Sie trugen maßgeschneiderte Anzüge und teure Schuhe, und bei dreien zeigte sich eine unauffällige Beule im Jackett, an einer Stelle, wo eigentlich keine Beule sein durfte. Die drei Frauen waren besser gekleidet und weitaus gepflegter als alle anderen ERWÄHLTEN , denen Munroe bisher begegnet war. Sie umschwärmten die beiden Männer
in der Mitte, die höchstens Anfang vierzig waren und aussahen wie Brüder. Sie lächelten, flirteten, scherzten und ahnten nichts von Munroes Anwesenheit, bis sie die letzten Treppenstufen hinter sich gelassen hatten.
Wie in Zeitlupe stellte sich das Bild scharf. Körperhaltung. Körpersprache. Anordnung. Ausstrahlung. Das waren Geschäftsleute, sicherlich, aber sie waren mehr als das. Munroe hatte oft genug mit Gestalten aus der Unterwelt Geschäfte gemacht, um Korruption schon von Weitem zu erkennen, und das, was sie hier sah, war Korruption in Reinkultur. Zwei Typen mit Leibwächtern und Kurtisanen aus dem Fundus der ERWÄHLTEN – die Erklärung für die relativ neuen Möbel und Kleinbusse der Ranch.

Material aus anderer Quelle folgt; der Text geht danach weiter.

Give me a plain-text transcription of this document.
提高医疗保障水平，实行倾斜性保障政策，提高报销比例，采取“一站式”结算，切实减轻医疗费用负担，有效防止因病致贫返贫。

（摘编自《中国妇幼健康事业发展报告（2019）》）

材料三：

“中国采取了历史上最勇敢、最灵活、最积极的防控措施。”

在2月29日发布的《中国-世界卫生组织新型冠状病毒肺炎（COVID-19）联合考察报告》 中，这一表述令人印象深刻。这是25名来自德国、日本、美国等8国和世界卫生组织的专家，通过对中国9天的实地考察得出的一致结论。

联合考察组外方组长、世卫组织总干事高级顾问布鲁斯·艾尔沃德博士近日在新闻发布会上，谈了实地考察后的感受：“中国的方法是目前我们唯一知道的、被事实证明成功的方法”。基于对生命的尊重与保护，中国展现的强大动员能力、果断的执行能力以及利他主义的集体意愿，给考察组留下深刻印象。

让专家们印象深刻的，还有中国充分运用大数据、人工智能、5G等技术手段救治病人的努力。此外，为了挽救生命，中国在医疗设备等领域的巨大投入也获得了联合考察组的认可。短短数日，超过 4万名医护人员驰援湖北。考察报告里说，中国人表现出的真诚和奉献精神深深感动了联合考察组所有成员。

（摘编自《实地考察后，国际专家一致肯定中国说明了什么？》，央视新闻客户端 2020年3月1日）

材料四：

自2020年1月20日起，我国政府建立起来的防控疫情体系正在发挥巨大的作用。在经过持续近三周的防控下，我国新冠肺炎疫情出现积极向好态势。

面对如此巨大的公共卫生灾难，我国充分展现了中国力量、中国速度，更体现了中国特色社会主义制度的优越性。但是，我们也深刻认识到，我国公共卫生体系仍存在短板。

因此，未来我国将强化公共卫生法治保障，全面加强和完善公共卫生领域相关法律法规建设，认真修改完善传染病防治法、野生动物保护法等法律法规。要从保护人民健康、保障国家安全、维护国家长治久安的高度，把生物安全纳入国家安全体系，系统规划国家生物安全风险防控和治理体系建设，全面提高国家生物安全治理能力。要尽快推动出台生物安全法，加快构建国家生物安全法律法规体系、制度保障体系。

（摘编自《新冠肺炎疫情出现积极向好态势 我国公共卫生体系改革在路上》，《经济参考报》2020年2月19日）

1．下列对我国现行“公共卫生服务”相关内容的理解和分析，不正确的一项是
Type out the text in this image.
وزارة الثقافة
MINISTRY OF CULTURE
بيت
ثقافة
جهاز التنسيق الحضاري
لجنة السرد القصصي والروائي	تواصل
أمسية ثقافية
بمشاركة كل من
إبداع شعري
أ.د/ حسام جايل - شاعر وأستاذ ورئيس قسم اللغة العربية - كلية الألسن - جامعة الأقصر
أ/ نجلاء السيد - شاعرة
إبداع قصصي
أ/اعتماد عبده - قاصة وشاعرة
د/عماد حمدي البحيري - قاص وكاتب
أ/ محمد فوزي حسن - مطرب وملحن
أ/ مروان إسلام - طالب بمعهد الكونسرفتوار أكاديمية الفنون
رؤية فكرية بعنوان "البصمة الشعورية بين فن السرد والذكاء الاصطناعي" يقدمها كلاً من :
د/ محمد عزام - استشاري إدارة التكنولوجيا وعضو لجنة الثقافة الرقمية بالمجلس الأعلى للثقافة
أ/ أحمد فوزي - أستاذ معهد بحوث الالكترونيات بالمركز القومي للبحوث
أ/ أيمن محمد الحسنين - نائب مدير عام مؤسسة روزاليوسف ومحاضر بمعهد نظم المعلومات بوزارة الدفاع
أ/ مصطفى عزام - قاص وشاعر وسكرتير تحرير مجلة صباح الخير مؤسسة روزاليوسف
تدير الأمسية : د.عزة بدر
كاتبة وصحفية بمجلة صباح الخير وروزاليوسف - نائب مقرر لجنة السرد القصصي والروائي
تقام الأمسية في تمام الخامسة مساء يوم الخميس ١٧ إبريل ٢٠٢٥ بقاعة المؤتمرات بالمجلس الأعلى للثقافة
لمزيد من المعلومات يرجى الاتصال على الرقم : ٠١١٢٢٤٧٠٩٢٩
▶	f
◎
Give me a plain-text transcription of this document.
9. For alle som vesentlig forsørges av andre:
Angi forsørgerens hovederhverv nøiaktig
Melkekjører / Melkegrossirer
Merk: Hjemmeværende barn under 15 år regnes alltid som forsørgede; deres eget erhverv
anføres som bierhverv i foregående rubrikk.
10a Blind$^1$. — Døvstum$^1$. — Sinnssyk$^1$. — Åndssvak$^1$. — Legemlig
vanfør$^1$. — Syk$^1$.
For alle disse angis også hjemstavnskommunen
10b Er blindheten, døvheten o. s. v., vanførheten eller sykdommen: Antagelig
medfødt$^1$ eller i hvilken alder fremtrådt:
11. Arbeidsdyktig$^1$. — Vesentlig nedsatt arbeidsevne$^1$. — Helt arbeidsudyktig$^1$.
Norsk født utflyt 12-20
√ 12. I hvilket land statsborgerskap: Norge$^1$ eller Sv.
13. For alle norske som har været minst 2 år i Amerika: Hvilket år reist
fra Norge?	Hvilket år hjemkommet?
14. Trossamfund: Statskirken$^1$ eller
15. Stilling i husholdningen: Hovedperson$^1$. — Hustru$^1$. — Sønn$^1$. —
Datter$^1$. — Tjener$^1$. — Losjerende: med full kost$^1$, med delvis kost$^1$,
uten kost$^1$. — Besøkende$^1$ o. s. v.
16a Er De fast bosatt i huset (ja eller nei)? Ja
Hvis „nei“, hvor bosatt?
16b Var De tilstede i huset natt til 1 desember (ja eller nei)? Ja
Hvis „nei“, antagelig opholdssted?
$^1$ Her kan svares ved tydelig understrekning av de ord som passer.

Das Grüppchen befand sich jetzt im Erdgeschoss, genau zwischen Munroe und der Tür. Sie hatten keine Eile, vielleicht hatten sie nicht einmal ein bestimmtes Ziel. Sie blieben im Flur stehen. Als sie ihr Gespräch für einen kurzen Moment unterbrachen, ging Munroe weiter. Sie wich weit nach rechts aus, um sich an ihnen vorbeischieben zu können.
Als einer der beiden Bosse die Hand nach ihr ausstreckte, musste sie stehen bleiben. Er kam spielerisch, aber gleichzeitig besitzergreifend auf sie zu, als hätte er irgendwie das Recht, sie zu berühren. »Hallo, Schönheit«, sagte er. Munroe schlug seine Hand beiseite, so schnell und plötzlich, dass es außer ihm und seinem Leibwächter niemand mitbekam.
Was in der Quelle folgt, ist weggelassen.